This Universal Controller Could Speed Up Adoption of Robotic Prostheses, Exoskeletons
For decades, science fiction has explored the idea of using robotic prostheses and exoskeletons to help humans with physically demanding tasks and walking. While researchers have been working on real-life robotic assistance, the current versions need a lot of fine-tuning and adjustment, so they’re primarily used in research labs. Now, mechanical engineers at Georgia Tech are working on a universal controller that could take the technology out of the lab and into workplaces and homes.
What makes this universal controller exciting is that it’s designed to be easy to control. There’s no need for complicated calibration, training, or algorithm adjustments. Users can simply put on their devices and go about their day.
Deep learning
The universal controller uses deep learning AI to autonomously adjust and help users with different activities, like standing, walking, and climbing stairs. Unlike older exoskeletons, it doesn’t focus on one activity at a time, like walking on a smooth surface or climbing stairs. Instead, it focuses on the person using it and how their muscles and joints move.
The reason for the change was that real movement is a lot messier; categorizing human movement into distinct modes, like level ground walking or climbing stairs, tends to limit the user’s movement.

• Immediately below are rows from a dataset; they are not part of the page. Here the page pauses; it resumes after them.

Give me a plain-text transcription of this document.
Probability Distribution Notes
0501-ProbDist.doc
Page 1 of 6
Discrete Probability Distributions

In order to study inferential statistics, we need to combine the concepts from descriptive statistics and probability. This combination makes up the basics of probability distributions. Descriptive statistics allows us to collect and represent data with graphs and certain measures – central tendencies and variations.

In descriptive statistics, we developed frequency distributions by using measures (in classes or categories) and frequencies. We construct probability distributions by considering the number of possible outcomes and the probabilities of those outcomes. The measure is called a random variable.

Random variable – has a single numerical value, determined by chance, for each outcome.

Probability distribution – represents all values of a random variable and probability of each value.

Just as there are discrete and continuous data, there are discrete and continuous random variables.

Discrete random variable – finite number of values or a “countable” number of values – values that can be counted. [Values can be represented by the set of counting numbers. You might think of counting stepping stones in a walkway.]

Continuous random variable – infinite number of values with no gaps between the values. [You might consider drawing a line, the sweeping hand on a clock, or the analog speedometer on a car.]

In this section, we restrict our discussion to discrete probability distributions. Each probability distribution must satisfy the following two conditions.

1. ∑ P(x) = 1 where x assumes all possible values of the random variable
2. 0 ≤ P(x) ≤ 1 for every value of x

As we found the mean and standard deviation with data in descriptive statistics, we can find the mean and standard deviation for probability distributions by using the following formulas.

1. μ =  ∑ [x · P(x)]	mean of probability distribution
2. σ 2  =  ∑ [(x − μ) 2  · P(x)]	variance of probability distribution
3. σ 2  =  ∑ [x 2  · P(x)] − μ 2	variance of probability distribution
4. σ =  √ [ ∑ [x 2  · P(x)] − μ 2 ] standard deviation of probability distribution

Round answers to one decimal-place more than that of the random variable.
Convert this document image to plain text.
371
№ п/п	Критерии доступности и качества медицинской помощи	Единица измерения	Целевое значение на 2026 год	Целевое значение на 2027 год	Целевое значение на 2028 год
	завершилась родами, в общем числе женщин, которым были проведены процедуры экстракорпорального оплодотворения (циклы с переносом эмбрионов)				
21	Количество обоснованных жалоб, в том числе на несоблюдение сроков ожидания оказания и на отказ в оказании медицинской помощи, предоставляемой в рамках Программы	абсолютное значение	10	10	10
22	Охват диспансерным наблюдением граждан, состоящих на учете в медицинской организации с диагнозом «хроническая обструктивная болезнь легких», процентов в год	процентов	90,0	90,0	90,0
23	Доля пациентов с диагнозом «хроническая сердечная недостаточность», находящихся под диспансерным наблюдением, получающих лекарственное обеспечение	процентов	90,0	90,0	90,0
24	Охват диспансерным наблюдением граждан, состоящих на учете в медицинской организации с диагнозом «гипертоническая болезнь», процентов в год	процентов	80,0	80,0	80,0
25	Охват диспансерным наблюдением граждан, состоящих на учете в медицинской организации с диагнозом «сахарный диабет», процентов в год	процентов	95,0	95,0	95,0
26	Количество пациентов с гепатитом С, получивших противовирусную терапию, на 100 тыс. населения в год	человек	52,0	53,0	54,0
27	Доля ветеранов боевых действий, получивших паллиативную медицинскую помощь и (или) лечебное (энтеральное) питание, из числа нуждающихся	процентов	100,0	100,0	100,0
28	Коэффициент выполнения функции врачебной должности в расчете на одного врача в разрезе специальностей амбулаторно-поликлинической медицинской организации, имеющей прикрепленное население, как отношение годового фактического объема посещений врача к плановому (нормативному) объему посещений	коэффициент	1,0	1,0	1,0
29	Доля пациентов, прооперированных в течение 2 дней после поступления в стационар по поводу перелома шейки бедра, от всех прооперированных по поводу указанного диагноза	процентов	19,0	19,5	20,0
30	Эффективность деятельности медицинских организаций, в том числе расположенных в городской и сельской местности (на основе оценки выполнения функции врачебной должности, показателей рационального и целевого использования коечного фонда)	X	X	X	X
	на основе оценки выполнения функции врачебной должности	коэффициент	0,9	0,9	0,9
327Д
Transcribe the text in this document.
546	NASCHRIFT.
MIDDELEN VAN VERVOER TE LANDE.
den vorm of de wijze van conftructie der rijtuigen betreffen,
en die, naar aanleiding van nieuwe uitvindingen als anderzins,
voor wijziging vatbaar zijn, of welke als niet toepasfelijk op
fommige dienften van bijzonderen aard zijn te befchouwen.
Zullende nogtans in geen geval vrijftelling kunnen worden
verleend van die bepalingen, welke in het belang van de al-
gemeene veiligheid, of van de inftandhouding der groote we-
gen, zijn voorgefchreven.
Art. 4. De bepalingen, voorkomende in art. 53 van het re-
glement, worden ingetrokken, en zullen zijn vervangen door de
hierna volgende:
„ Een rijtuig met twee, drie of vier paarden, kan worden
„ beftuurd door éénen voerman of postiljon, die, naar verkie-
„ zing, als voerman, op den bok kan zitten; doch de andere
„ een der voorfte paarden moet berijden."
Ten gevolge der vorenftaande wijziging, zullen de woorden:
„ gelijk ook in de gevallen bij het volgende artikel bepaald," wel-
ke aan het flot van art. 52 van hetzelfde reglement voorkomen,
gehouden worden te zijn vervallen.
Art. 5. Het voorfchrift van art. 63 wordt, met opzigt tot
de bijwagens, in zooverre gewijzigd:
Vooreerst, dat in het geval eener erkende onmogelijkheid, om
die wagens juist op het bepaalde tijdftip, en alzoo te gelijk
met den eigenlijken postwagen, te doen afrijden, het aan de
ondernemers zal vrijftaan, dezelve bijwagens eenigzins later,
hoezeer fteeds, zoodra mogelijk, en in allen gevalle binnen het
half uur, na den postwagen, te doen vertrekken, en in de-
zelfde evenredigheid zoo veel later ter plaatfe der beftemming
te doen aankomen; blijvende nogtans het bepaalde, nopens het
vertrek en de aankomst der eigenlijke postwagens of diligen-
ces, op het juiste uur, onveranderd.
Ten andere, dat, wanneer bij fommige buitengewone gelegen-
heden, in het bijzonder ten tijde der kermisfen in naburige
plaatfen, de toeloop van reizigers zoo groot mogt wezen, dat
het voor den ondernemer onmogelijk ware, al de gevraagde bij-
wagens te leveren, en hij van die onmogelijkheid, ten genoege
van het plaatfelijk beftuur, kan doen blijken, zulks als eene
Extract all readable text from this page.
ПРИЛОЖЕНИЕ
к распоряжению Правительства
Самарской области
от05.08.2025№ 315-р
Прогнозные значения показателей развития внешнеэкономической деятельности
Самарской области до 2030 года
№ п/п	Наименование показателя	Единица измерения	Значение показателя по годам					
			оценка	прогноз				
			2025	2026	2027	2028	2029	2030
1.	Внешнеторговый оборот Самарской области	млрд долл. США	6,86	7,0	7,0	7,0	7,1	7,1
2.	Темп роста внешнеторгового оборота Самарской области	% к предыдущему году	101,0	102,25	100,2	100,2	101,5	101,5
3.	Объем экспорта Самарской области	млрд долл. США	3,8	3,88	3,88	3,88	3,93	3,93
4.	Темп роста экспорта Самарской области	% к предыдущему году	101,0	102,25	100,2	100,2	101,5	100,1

This technology uses sensors that can measure what the body is doing and tell the exoskeleton about the environment. The researchers used machine learning to translate this information between the sensors and the muscles to provide a more intuitive and seamless experience.
Requires less energy
Another advantage of the universal controller is that it could make it easier for users to move, using less energy. The researchers found that the users’ joints didn’t have to work as hard when wearing the device.
Even though the device itself adds weight, wearing the exoskeleton benefited users. Even better, the device can adapt to each person’s movements without special adjustments. And there’s no need to make specific changes for the device to work for different people.
How the device was tested
This universal controller was created to assist with movement rather than completely taking over the effort.
The researchers trained an algorithm using data collected from study participants of different genders and body types. Using the powered hip exoskeleton, the study participants walked at various speeds, climbed stairs, moved on ramps, and transitioned between those movements.
The bottom line
The development of the universal controller for robotic prostheses and exoskeletons marks significant progress in wearable robotics.
The exoskeleton’s ability to automatically adjust to different tasks makes it easy to use. This could help many people, particularly those with physically demanding jobs, like airline baggage handlers and soldiers.
This universal controller is the first step to bringing robotic exoskeletons out of labs and into real-world use. Its potential to help improve mobility and lower injury risk looks promising.